A rapid annual retreat of ice is exposing the darker ocean, which absorbs more of the sun's energy and fuels increased melting of ice.
"I'm not terribly optimistic about the future of the ice," said Mark Serreze, a research professor at the University of Colorado at Boulder’s National Snow and Ice Data Center (NSIDC). "As greenhouse gases continue to rise, the Arctic will continue to lose its ice. You just can't argue with the physics."
In one study, scientists reported today that the continued warming of the Arctic Ocean is creating new pathways for zooplankton to move up to northern latitudes. Zooplankton are small floating organisms that drift with water currents and make up part of the food supply that most ocean life depend on.
Researchers aboard the vessel Maria S Merian just returned from the Arctic and confirmed warming trends.
"Compared to last summer, the water that flows from the Norwegian Sea [northward] to the Arctic has been an average 0.8 degrees Celsius [1.4 Fahrenheit] warmer this summer," said expedition leader Ursula Schauer of the Alfred Wegener Institute for Polar and Marine Research. "This is in addition to the last two years already having been warmer than the previous 20 from which we have regular measurements."
Zooplankton originally from the Norwegian Sea were previously unrecorded in the northern latitudes where they were spotted this summer. Warmer water allowed them to move north, the researchers said.
For a month, researchers tracked warm waters along the sea-ice margin between Greenland and Spitsbergen—the largest island in the Svalbard archipelago in the Arctic Ocean. Because the sea-ice margin was far north this summer, the Maria S Merian reached its northernmost position ever.

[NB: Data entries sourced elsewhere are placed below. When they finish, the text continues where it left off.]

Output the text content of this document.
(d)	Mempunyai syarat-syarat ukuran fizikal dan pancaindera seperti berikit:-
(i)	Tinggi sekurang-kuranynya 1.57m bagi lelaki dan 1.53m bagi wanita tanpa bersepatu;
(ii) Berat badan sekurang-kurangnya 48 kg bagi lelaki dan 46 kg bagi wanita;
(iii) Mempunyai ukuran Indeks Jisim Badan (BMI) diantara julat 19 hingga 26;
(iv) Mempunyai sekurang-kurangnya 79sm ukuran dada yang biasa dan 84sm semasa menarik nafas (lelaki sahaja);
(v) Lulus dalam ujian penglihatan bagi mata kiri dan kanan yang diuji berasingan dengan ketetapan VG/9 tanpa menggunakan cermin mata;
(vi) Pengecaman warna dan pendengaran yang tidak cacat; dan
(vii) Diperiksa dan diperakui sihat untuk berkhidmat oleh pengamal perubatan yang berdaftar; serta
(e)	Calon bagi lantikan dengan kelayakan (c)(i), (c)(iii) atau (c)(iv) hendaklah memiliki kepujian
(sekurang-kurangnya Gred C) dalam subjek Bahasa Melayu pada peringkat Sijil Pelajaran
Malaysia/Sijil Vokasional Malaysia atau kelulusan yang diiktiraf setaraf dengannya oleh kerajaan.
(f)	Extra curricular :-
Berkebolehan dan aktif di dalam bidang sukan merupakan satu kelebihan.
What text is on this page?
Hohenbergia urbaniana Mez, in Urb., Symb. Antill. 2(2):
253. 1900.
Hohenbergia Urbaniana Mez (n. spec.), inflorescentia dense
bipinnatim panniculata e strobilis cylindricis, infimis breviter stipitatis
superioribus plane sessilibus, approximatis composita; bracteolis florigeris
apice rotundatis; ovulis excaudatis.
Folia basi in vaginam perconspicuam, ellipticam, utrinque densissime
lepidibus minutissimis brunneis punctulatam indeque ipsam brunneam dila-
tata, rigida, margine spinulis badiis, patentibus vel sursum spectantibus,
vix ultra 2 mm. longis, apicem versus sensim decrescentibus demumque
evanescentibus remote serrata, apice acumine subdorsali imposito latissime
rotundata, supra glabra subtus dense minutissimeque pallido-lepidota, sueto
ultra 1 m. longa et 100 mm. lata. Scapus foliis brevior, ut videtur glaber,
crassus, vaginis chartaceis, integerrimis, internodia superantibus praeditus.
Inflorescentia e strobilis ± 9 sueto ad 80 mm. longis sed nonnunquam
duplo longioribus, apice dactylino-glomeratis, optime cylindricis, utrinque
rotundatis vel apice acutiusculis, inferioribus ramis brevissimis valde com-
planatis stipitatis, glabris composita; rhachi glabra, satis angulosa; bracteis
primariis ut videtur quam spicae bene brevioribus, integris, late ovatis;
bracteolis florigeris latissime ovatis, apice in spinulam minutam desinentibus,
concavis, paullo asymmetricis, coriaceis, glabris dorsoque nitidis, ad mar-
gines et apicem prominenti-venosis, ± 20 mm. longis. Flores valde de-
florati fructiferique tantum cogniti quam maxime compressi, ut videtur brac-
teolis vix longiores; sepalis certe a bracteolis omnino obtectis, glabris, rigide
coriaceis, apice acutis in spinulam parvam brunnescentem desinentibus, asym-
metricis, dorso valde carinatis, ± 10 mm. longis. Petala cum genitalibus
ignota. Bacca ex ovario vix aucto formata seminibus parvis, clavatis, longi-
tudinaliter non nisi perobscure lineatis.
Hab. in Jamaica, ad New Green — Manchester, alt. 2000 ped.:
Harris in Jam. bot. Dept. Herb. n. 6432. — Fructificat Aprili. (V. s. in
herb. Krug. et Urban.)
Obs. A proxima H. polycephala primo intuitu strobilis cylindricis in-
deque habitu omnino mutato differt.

A separate study announced last month revealed that unprecedented cracks in polar ice extended all the way to the North Pole.
No ice by 2060
In another new study out yesterday, researchers noted that the Arctic sea ice minimum—the lowest amount of ice recorded in the area annually during the summer melt season—reached its fourth lowest on record on Sept. 14 in 29 years of satellite record-keeping.
The ice has been declining at about 8.6 percent per decade, or at about 23 million square miles per year—an area more than half the size of Ohio, said Serreze, the CU-Boulder scientist.
The pattern of decreasing ice due to rising temperatures is probably caused by greenhouse warming, the researchers said.
The record low that occurred in 2005 was 20 percent lower than the average ice extent from 1978 to 2001. In 2005 the ice decreased about 500,000 square miles in area, almost twice the size of Texas.
The 2006 low is about 400,000 square miles less than the average.
"At this rate, the Arctic Ocean will have no ice in September by the year 2060," said Julienne Stroeve, a researcher with CU-Boulder’s NSIDC. "The loss of summer sea ice does not bode well for species like the polar bear, which depend on the ice for their livelihood."
Other projections in recent months have also suggested the Arctic could eventually become ice-free in summer.
Higher-than-normal winter temperatures of the Artic in the past couple of years led to limited ice growth. And most of the ice that formed was thinner than normal. So when temperatures are higher than normal in summer, the ice melts faster than it would have were it thicker.
A snowball effect is in place.
"Melting ice means more of the dark ocean is exposed, allowing it to absorb more of the sun's energy, further increasing air temperatures, ocean temperatures, and ice melt," said Ted Scambos, a scientist from CU-Boulder. "It seems that this feedback, which is a major reason for the pronounced effects of greenhouse warming in the Arctic, is really starting to kick in."
According to the study, average air temperatures from January to July 2006 in most of the Arctic were 2 to 7 degrees warmer than the average over the past 50 years.